The Commission has also purchased and tested samples of mesh from United Steel and Fletcher Building. Those samples met the requirements of the standard. United Steel has also provided the Commission with information about its testing procedures and long-term quality testing data. That information shows that United Steel’s SE62 steel mesh appears to comply with the requirements of the standard. As a result, the Commission has closed its enquiry into United Steel and will be taking no further action at this time.

The Commission is also investigating whether Timber King Limited, a small Mt Wellington based building supplies company, sold 500E grade steel mesh that did not comply with the standard. The Commission has tested Timber King mesh, the results of which indicate that the mesh may not comply with the standard. That investigation is ongoing and the Commission will be making no further comment at this time.


Steel mesh sold in New Zealand must comply with the Australia/New Zealand standard (AS/NZ 4671:2001).

In early April, as part of an investigation into seismic steel mesh the Commission received results that showed a sample of product tested from Steel & Tube did not meet the requirements of the standard.

In response to the Commission advising Steel & Tube of this, the company voluntarily agreed not to sell SE seismic steel mesh until the mesh had been through a dual testing process and the company had test results that demonstrated compliance with the standard.

The media release relating to this can be found here.

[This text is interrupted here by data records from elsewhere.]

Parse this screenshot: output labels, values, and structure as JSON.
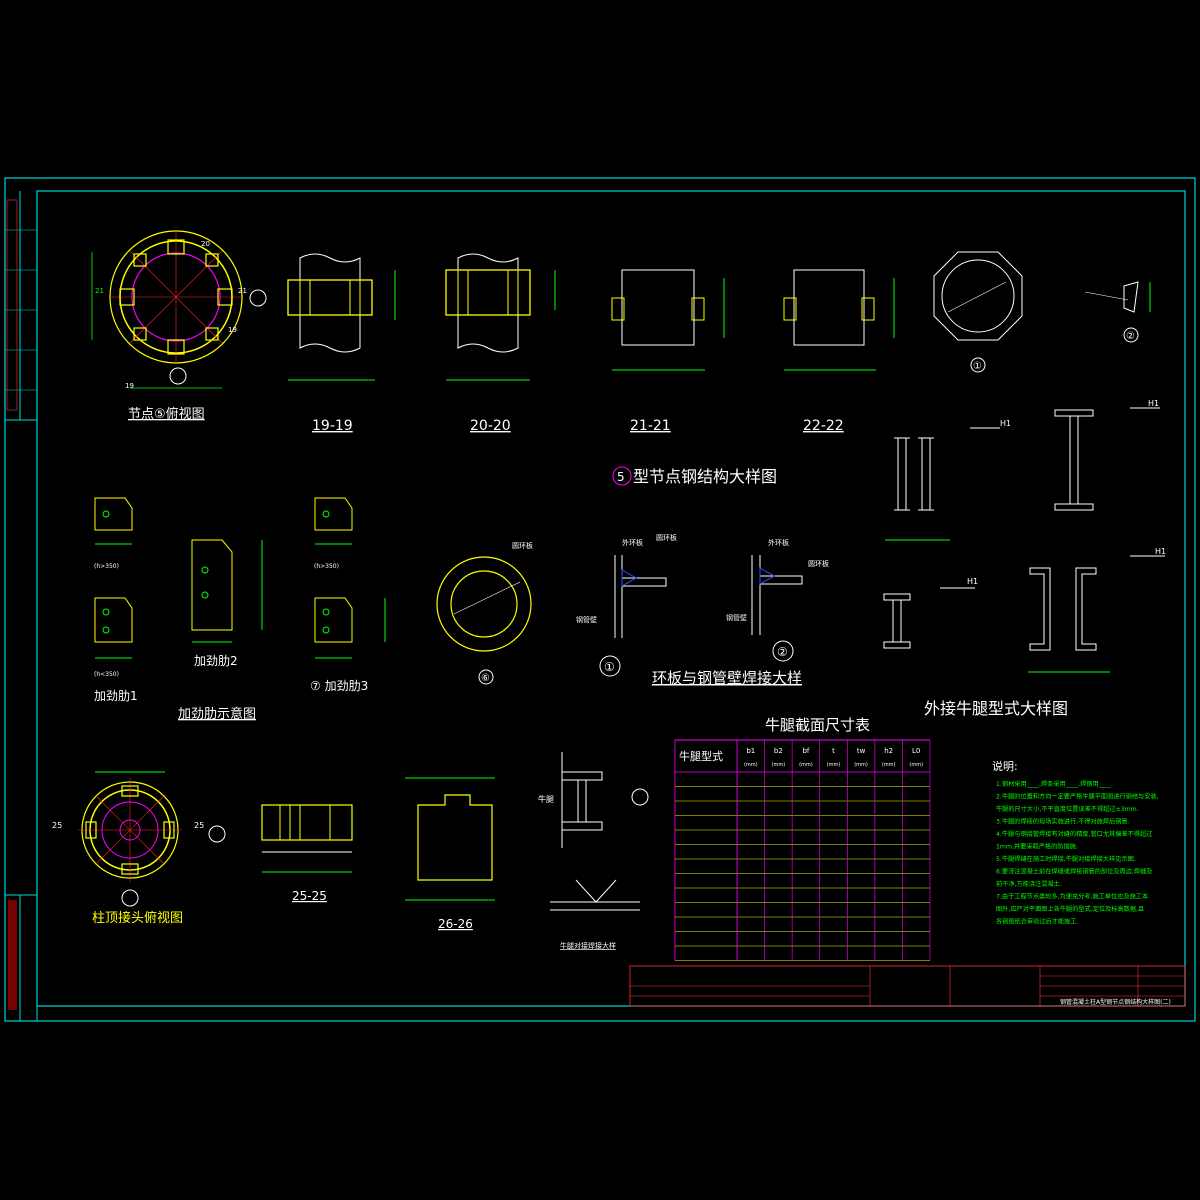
{
  "labels": {
    "node5_top": "节点⑤俯视图",
    "sec_19": "19-19",
    "sec_20": "20-20",
    "sec_21": "21-21",
    "sec_22": "22-22",
    "detail_1": "①",
    "detail_2": "②",
    "node5_title_num": "5",
    "node5_title": "型节点钢结构大样图",
    "rib1": "加劲肋1",
    "rib2": "加劲肋2",
    "rib3": "⑦ 加劲肋3",
    "rib_title": "加劲肋示意图",
    "detail_6": "⑥",
    "ring_label": "圆环板",
    "outer_plate": "外环板",
    "ring_plate": "圆环板",
    "tube_wall": "钢管壁",
    "weld_1": "①",
    "weld_2": "②",
    "weld_title": "环板与钢管壁焊接大样",
    "bracket_title": "外接牛腿型式大样图",
    "h1": "H1",
    "table_title": "牛腿截面尺寸表",
    "column_top": "柱顶接头俯视图",
    "sec_25": "25-25",
    "sec_26": "26-26",
    "bracket": "牛腿",
    "bracket_weld": "牛腿对接焊接大样",
    "notes_title": "说明:",
    "h_note1": "(h<350)",
    "h_note2": "(h>350)",
    "n19": "19",
    "n20": "20",
    "n21": "21",
    "n25": "25"
  },
  "table": {
    "header_first": "牛腿型式",
    "columns": [
      "b1",
      "b2",
      "bf",
      "t",
      "tw",
      "h2",
      "L0"
    ],
    "units": "(mm)",
    "empty_rows": 13
  },
  "notes": [
    "1.钢材采用____,焊条采用____,焊钢用____.",
    "2.牛腿的位置和方向一定要严格牛腿平面图进行钢结与安装,",
    "  牛腿的尺寸大小,不平直度位置误差不得超过±3mm.",
    "3.牛腿的焊接的现场实施进行,不得对施焊后钢管.",
    "4.牛腿与钢接管焊接有对缝的精度,管口尤其偏差不得超过",
    "  1mm,并要采取严格的防措施.",
    "5.牛腿焊缝在施工时焊接,牛腿对接焊接大样见示图.",
    "6.要浇注混凝土前在焊缝或焊接钢管的部位及周边,焊缝及",
    "  前干净,方能浇注混凝土.",
    "7.由于工程节点类较多,为便充分考,施工单位应及施工本",
    "  图外,应严对平面图上各牛腿的型式,定位及标高数据,且",
    "  各钢图纸合审验过后才能施工."
  ],
  "title_block": {
    "drawing_name": "钢管混凝土柱A型钢节点钢结构大样图(二)"
  }
}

The Commission entered into court enforceable undertakings with Euro Corporation which enabled them to start reselling their 500E grade steel mesh. The media release relating to this can be found here.

The Commission is also investigating whether Brilliance Steel Ltd sold steel mesh in breach of the Fair Trading Act. In March 2016, the Commission issued a Stop Now letter, requesting that Brilliance stop selling steel mesh until the Commission’s concerns were addressed. Brilliance complied with that request. The Commission’s investigation is ongoing. The media release relating to this can be found here.